S’il y a une ombre qui plane sur les espoirs financiers déjà fragiles des médias béninois, c’est celle relative au décret n°2024-1297 du 6 novembre 2024 récemment relayé par la Haute Autorité de l’Audiovisuel et de la Communication (HAAC) interdisant formellement la promotion auprès du grand public de tout médicament ou produit assimilé par les médias. Une décision qui, en apparence vise à encadrer la communication de secteurs sensibles mais dans les faits, frappe de plein fouet les recettes publicitaires, un pan déjà vulnérable du paysage médiatique. Et ce n’est pas uniquement le secteur de la santé qui est concerné.
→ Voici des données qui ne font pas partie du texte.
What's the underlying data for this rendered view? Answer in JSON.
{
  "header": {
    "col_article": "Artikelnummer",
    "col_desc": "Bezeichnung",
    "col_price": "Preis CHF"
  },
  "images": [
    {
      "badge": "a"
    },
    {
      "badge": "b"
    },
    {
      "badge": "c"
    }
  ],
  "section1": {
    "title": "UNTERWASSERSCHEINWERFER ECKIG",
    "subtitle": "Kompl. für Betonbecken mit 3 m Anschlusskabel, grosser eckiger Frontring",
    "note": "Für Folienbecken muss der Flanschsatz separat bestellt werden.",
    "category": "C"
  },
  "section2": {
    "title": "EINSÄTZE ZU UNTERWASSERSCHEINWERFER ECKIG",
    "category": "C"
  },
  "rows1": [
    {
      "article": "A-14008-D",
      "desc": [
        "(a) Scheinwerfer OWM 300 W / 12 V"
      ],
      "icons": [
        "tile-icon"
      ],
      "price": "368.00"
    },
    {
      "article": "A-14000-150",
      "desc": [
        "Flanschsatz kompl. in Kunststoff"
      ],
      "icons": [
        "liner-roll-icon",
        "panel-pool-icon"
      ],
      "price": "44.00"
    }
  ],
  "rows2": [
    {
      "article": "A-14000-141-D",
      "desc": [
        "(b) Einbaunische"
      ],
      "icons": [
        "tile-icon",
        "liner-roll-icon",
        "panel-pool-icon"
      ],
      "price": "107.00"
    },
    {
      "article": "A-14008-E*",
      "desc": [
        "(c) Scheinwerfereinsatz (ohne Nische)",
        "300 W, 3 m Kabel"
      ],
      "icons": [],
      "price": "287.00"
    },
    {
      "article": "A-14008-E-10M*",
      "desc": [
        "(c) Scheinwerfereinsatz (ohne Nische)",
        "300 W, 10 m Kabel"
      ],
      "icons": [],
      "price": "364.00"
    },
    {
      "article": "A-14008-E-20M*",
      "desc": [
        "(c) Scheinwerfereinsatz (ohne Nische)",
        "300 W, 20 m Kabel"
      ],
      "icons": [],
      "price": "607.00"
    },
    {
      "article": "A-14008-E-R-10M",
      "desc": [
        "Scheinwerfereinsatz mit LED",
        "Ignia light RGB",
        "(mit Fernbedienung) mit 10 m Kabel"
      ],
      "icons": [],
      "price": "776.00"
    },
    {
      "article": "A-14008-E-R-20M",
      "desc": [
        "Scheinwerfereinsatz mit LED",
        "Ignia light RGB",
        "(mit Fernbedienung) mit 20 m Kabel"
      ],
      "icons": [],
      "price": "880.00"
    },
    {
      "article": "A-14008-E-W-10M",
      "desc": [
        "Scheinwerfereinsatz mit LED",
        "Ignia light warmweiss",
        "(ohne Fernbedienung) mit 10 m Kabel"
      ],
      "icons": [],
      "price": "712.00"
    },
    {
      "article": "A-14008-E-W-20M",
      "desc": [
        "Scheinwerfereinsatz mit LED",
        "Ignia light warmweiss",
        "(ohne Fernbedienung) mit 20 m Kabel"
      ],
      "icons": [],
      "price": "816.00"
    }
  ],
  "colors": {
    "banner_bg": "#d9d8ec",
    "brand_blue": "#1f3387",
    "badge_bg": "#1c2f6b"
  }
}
Selon le président de la HAAC, cette interdiction s’étend également à l’éducation, à la religion et à la justice. Une délimitation stricte de l’espace publicitaire qui sans nul doute, prive les médias d’importantes sources de financement. D’ailleurs pour certains, cette décision sonne comme une mise à l’écart progressive des organes de presse déjà privés de soutien structurel et financier. Ce qui est certain et connu de tous, les médias béninois notamment ceux du secteur privé ne roulent pas sur l’or. Leur modèle économique est construit à coups de petites annonces, de prestations ponctuelles, de partenariats institutionnels ou de campagnes saisonnières. Déjà, il est à rappeler que la réforme du système partisan a considérablement réduit les budgets politiques alloués aux médias. L’effervescence électorale ne se traduit plus en contrats publicitaires comme auparavant occasionnant la disparition progressive d’une part importante du gâteau. Et cette interdiction sans accompagnement tangible revient à priver un malade de sa dernière perfusion. Un tarissement soudain qui ne fera que précipiter la descente aux enfers d’un secteur déjà sous perfusion. On parle ici de salaires impayés, de journaux qui fermeront, de radios qui émettront par miracle, de sites d’information qui peineront à garder un hébergement stable. Cette nouvelle mesure qui s’applique à tous n’est donc qu’un clou de plus sur le cercueil, affirment plus d’un. Pour certains, cette situation frôle la stratégie. Comme si l’objectif caché était d’asphyxier progressivement les médias pour les rendre plus dépendants, plus dociles ou simplement moins nuisibles. Une hypothèse qui se nourrit d’observations récurrentes notamment les rares financements publics aux médias qui peinent à couvrir comme il se doit les charges des patrons de presse.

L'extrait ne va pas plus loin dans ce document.